As one of the only people of color at a previous workplace, I remember feeling deeply uncomfortable when a white boss would talk to me in a singsong-y Indian accent or when a coworker casually talked about how dark my skin was. These people seemed more ignorant than overtly racist, and I had no idea how to make them see how offensive they were being.
Comments like this are all too common for people in marginalized communities. They are known as microaggressions, defined as subtle, sometimes unintentional, comments or actions that are hostile toward an individual or group. Microaggressions are quite prevalent in the workplace, and the constant barrage has a profound effect, causing people to experience chronic, severe distress and burnout.
Now, there’s a new tool to help combat microaggressions. Micropedia is an encyclopedic website that features everyday microaggressions that those from marginalized groups face. At a time when many are worried about being “cancelled” for saying something offensive, the Micropedia aims to be a nonjudgmental way for people to learn about what might make someone else feel uncomfortable.
Stephanie Yung, head of design at the creative agency Zulu Alpha Kilo, led the design and creation of the Micropedia. She, along with many on her team, had experienced microaggressions over the course of their lives but couldn’t find a reliable one-stop resource for tackling them. “You might find an academic article about the impact of microaggressions, or a media story about a particular offensive comment,” she says. “But we wanted to created a place where people could come to learn about the range and breadth of microaggressions.”
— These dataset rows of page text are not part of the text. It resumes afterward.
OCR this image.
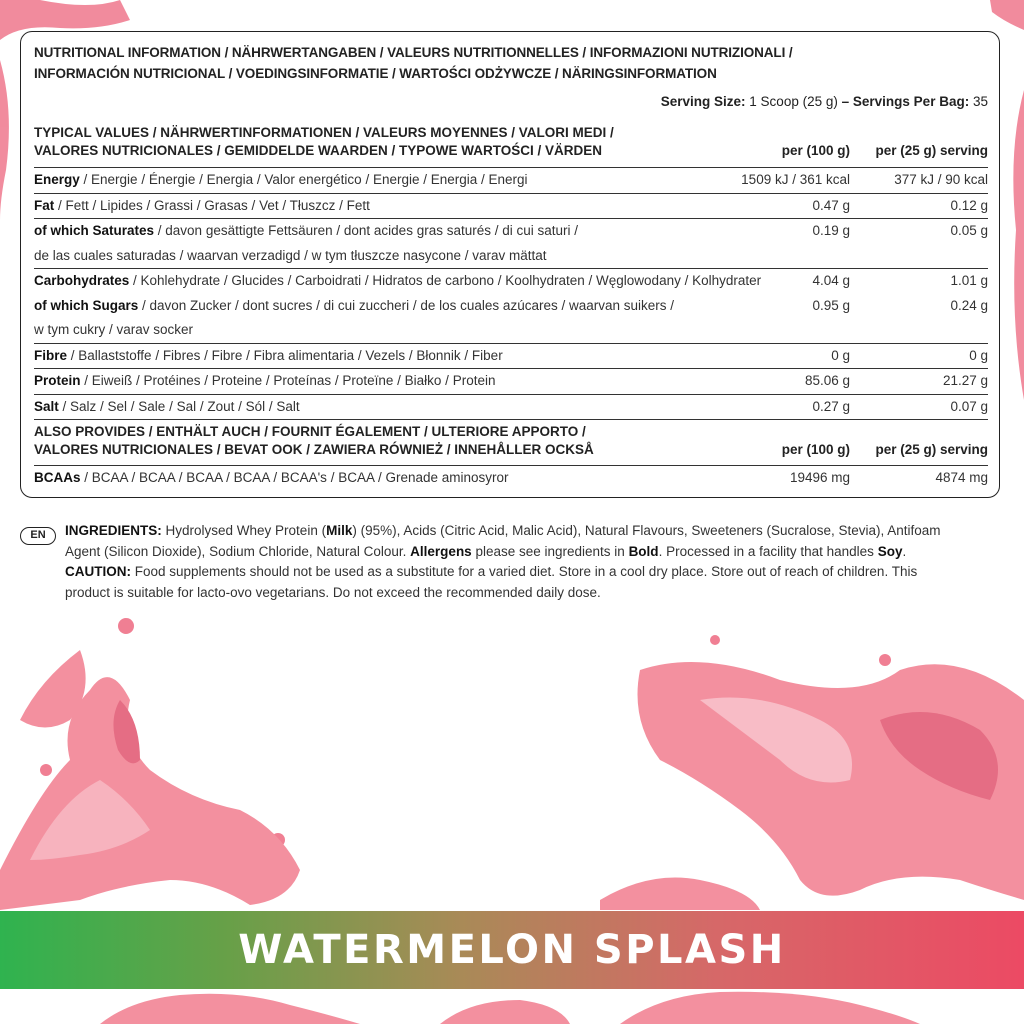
NUTRITIONAL INFORMATION / NÄHRWERTANGABEN / VALEURS NUTRITIONNELLES / INFORMAZIONI NUTRIZIONALI /
INFORMACIÓN NUTRICIONAL / VOEDINGSINFORMATIE / WARTOŚCI ODŻYWCZE / NÄRINGSINFORMATION
Serving Size: 1 Scoop (25 g) – Servings Per Bag: 35
TYPICAL VALUES / NÄHRWERTINFORMATIONEN / VALEURS MOYENNES / VALORI MEDI /
VALORES NUTRICIONALES / GEMIDDELDE WAARDEN / TYPOWE WARTOŚCI / VÄRDEN	per (100 g) per (25 g) serving
Energy / Energie / Énergie / Energia / Valor energético / Energie / Energia / Energi	1509 kJ / 361 kcal	377 kJ / 90 kcal
Fat / Fett / Lipides / Grassi / Grasas / Vet / Tłuszcz / Fett	0.47 g	0.12 g
of which Saturates / davon gesättigte Fettsäuren / dont acides gras saturés / di cui saturi /
de las cuales saturadas / waarvan verzadigd / w tym tłuszcze nasycone / varav mättat
0.19 g	0.05 g
Carbohydrates / Kohlehydrate / Glucides / Carboidrati / Hidratos de carbono / Koolhydraten / Węglowodany / Kolhydrater	4.04 g	1.01 g
of which Sugars / davon Zucker / dont sucres / di cui zuccheri / de los cuales azúcares / waarvan suikers /
w tym cukry / varav socker
0.95 g	0.24 g
Fibre / Ballaststoffe / Fibres / Fibre / Fibra alimentaria / Vezels / Błonnik / Fiber	0 g	0 g
Protein / Eiweiß / Protéines / Proteine / Proteínas / Proteïne / Białko / Protein	85.06 g	21.27 g
Salt / Salz / Sel / Sale / Sal / Zout / Sól / Salt	0.27 g	0.07 g
ALSO PROVIDES / ENTHÄLT AUCH / FOURNIT ÉGALEMENT / ULTERIORE APPORTO /
VALORES NUTRICIONALES / BEVAT OOK / ZAWIERA RÓWNIEŻ / INNEHÅLLER OCKSÅ	per (100 g) per (25 g) serving
BCAAs / BCAA / BCAA / BCAA / BCAA / BCAA's / BCAA / Grenade aminosyror	19496 mg	4874 mg
EN	INGREDIENTS: Hydrolysed Whey Protein (Milk) (95%), Acids (Citric Acid, Malic Acid), Natural Flavours, Sweeteners (Sucralose, Stevia), Antifoam Agent (Silicon Dioxide), Sodium Chloride, Natural Colour. Allergens please see ingredients in Bold. Processed in a facility that handles Soy.
CAUTION: Food supplements should not be used as a substitute for a varied diet. Store in a cool dry place. Store out of reach of children. This product is suitable for lacto-ovo vegetarians. Do not exceed the recommended daily dose.
WATERMELON SPLASH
Yung’s team came up with the idea of Micropedia, a collection of microaggressions sorted by such things as race, gender, and disability. The sleek, streamlined platform makes it easy to view a variety of offensive comments in a range of areas; drill down further, and the site explains why each comment is harmful, including real-world examples and links to a slew of outside reporting.
Yung points out that there is a difference between microaggressions and overt racism. “Microaggressions tend to come out of ignorance rather than a desire to hurt,” she says. “And even those in marginalized groups themselves may not realize they’re saying something offensive to someone from another marginalized group. I know that looking back after an interaction, I’ve wanted to see whether something I said inadvertently crossed a line.”
Yung believes the Micropedia could be used by at least three groups. First, people who have been on the receiving end of an uncomfortable comment and would like validation that it was indeed offensive. “The thing about microaggressions is that they are subtle, and you’re often left wondering whether you really did experience a harmful microaggression, or whether you’re imagining it,” she says. “This validates your own experience and gives you something you can show you friend or family member about why what they said was offensive.”
Micropedia will also be useful to people who are concerned that they may be unintentionally saying offensive things and want to fix their own behavior. Additionally, Yung sees the Micropedia being a tool that can be used by companies and academic institutions in their diversity trainings. “This tool is for people who are eager to learn and change their behavior,” Yung says. “It’s not going to change the mind of someone who is overtly racist or is deliberately trying to cause harm with their words or actions.”
The Zulu Alpha Kilo team developed the Micropedia in conjunction with other organizations focused on diversity, equity and inclusion, such as the Black Business and Professional Association and the Diversity Institute.
To launch the site, they worked with these groups to identify common microaggressions, which affect a range of marginalized groups, including the LGBTQ+ community (“Just don’t hit on me, please”), people of color (“Wow, you’re so articulate”), and people who are older (“You’re such a grandma”). As users begin adding to the site by sharing microaggressions they’ve experienced, each will be vetted to ensure it hasn’t already been covered by another entry. If it hasn’t, the team and DEI experts will develop a new entry that explains why this microaggression is harmful, and provide some tips about how to respond.
Ultimately, Yung hopes that the Micropedia helps eradicate the kind of microaggressions people experience as they go about their day. And ultimately, the project comes out of the belief that many people don’t want to cause offense and would change their behavior if they had the knowledge and the chance. “Microaggressions can be hard to talk about; so often people don’t even know they are doing it,” says Yung. “We wanted to create a nonjudgmental platform, where people can learn about things they have said or done that have caused harm, and correct their behavior.”